一笔更大的钱,被她用来给李军付了一套房子的首付。而我,八岁的我,

只能眼睁睁看着父亲的胸膛停止起伏,看着监护仪上的直线发出刺耳的长鸣。那声音,

至今仍在我的午夜梦回里尖啸。二十年的养育之恩?不过是把我当成一个免费的保姆,

一个可以随意打骂的出气筒,一个未来可以榨干价值的投资品。现在,投资品成熟了,

他们来收割了。“晚晚,你说句话啊!”王翠芬还在地上哭嚎,试图博取更多的同情。

我终于开口,声音平静得没有一丝波澜。“一分没有。”三个字,

清晰地砸在每个人的耳朵里。现场有一瞬间的死寂。所有人都用一种不可思议的眼神看着我,

仿佛我是一个从地狱里爬出来的恶鬼。王翠芬也愣住了,

她大概没想到我会当着这么多人的面,拒绝得如此干脆。短暂的错愕之后,

是更加猛烈的爆发。“你这个天打雷劈的白眼狼!”她从地上一跃而起,

哪里还有半点病入膏肓的样子,“我怎么就养出你这么个铁石心肠的东西!

我当初就该让你跟你那个死鬼爹一起去了!”“死鬼爹”三个字,像一把淬了毒的匕首,

精准地捅进了我的心脏。我浑身的血液似乎都在一瞬间凝固了。我看着她因愤怒而扭曲的脸,

内心深处那头被囚禁了二十年的野兽,终于撞开了牢笼。但我脸上依旧平静。

我甚至还对她扯出了一个极淡的笑。“说完了吗?”我问。不等她回答,

我转向闻讯赶来的公司保安。

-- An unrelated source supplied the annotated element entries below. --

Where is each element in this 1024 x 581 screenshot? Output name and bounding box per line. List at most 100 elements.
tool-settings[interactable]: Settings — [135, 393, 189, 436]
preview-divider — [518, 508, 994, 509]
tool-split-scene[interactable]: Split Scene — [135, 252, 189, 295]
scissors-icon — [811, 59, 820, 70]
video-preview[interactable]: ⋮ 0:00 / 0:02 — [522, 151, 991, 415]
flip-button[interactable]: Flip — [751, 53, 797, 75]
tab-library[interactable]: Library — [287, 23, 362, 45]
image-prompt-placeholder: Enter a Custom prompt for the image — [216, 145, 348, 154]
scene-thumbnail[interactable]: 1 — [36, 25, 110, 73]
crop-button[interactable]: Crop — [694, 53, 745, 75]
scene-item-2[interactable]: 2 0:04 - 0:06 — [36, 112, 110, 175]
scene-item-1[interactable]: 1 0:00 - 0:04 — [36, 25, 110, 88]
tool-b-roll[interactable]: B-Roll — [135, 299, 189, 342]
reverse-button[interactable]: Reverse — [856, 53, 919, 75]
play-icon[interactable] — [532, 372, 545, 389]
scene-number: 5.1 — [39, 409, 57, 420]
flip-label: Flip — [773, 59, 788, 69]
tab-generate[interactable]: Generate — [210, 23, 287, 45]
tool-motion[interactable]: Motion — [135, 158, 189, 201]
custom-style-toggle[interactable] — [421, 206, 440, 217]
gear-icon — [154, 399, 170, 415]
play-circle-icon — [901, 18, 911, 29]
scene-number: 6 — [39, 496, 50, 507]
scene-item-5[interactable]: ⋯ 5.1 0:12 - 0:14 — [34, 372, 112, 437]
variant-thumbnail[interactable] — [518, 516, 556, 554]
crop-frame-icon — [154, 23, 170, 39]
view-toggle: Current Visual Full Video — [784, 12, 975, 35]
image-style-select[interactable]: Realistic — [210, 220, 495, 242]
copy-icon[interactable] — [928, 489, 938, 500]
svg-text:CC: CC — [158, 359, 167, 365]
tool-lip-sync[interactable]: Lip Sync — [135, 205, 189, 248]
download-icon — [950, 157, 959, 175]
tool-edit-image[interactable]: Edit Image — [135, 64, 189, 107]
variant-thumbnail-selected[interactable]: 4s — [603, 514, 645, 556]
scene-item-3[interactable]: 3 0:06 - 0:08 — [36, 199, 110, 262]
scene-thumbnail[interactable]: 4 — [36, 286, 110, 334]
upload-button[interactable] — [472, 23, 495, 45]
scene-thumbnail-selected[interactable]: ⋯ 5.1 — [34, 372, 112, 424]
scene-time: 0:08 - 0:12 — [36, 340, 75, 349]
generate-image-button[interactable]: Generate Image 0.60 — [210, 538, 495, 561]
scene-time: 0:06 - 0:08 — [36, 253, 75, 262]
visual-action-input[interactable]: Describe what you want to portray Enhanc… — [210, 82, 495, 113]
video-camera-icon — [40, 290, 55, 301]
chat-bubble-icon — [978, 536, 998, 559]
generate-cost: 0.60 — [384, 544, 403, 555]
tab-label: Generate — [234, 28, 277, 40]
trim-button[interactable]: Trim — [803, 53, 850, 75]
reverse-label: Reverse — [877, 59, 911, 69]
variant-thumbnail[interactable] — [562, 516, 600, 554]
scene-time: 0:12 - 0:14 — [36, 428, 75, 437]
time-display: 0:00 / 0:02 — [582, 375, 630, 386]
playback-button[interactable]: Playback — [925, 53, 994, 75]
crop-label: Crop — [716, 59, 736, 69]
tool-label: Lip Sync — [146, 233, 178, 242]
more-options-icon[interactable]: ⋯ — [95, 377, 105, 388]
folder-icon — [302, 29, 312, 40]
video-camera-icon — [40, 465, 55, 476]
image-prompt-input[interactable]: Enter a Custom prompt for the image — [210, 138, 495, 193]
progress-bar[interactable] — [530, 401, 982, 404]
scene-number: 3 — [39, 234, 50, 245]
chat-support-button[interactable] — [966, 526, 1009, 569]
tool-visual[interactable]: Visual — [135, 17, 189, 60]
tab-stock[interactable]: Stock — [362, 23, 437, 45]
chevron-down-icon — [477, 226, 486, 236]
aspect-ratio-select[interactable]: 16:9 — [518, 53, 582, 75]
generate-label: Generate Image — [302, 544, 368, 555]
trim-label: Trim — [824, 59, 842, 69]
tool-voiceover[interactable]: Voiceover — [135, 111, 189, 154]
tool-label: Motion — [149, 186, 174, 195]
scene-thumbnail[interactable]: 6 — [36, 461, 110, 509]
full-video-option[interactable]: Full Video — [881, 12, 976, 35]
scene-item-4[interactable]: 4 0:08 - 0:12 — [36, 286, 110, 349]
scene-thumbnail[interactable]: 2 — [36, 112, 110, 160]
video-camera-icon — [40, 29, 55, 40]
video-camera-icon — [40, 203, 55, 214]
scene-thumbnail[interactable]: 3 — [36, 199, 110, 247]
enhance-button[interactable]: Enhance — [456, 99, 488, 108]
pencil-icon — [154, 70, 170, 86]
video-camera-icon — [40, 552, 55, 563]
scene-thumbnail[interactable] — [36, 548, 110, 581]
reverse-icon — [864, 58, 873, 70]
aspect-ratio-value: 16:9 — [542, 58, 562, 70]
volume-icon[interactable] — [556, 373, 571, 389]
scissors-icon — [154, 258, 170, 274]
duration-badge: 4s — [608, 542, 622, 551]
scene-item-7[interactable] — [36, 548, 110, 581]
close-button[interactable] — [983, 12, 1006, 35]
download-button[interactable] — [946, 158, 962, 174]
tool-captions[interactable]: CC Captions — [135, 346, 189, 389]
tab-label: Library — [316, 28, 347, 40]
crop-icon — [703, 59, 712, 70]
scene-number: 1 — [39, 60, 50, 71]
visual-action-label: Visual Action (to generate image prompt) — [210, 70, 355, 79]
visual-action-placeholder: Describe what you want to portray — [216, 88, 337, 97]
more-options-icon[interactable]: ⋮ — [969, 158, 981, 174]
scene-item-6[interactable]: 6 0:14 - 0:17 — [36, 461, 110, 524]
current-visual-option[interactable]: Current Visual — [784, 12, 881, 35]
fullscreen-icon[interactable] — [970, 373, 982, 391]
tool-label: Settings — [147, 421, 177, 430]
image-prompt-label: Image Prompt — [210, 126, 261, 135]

“麻烦把这些人清理出去,她们严重影响了公司的正常秩序。

”保安们面面相觑,有些犹豫。我的顶头上司,部门总监王总也从楼里出来了,

他走到我身边,眉头紧锁。“林晚,这……这是怎么回事?家里的事,

要不你先请个假处理一下?”他的语气带着一丝责备,显然也觉得我处理得太过冷硬,

让公司丢了脸。“王总,”我看着他,“如果有一群骗子和流氓堵在公司门口,

影响了大家工作,是不是也应该先让我请假回家,而不是把他们赶走?”王总被我噎了一下,

脸色有些难看。我不再理会他,只是对保安队长加重了语气:“清场。如果他们不走,

就报警。”我的眼神很冷,带着不容置疑的威慑力。保安队长不再犹豫,立刻招呼手下上前。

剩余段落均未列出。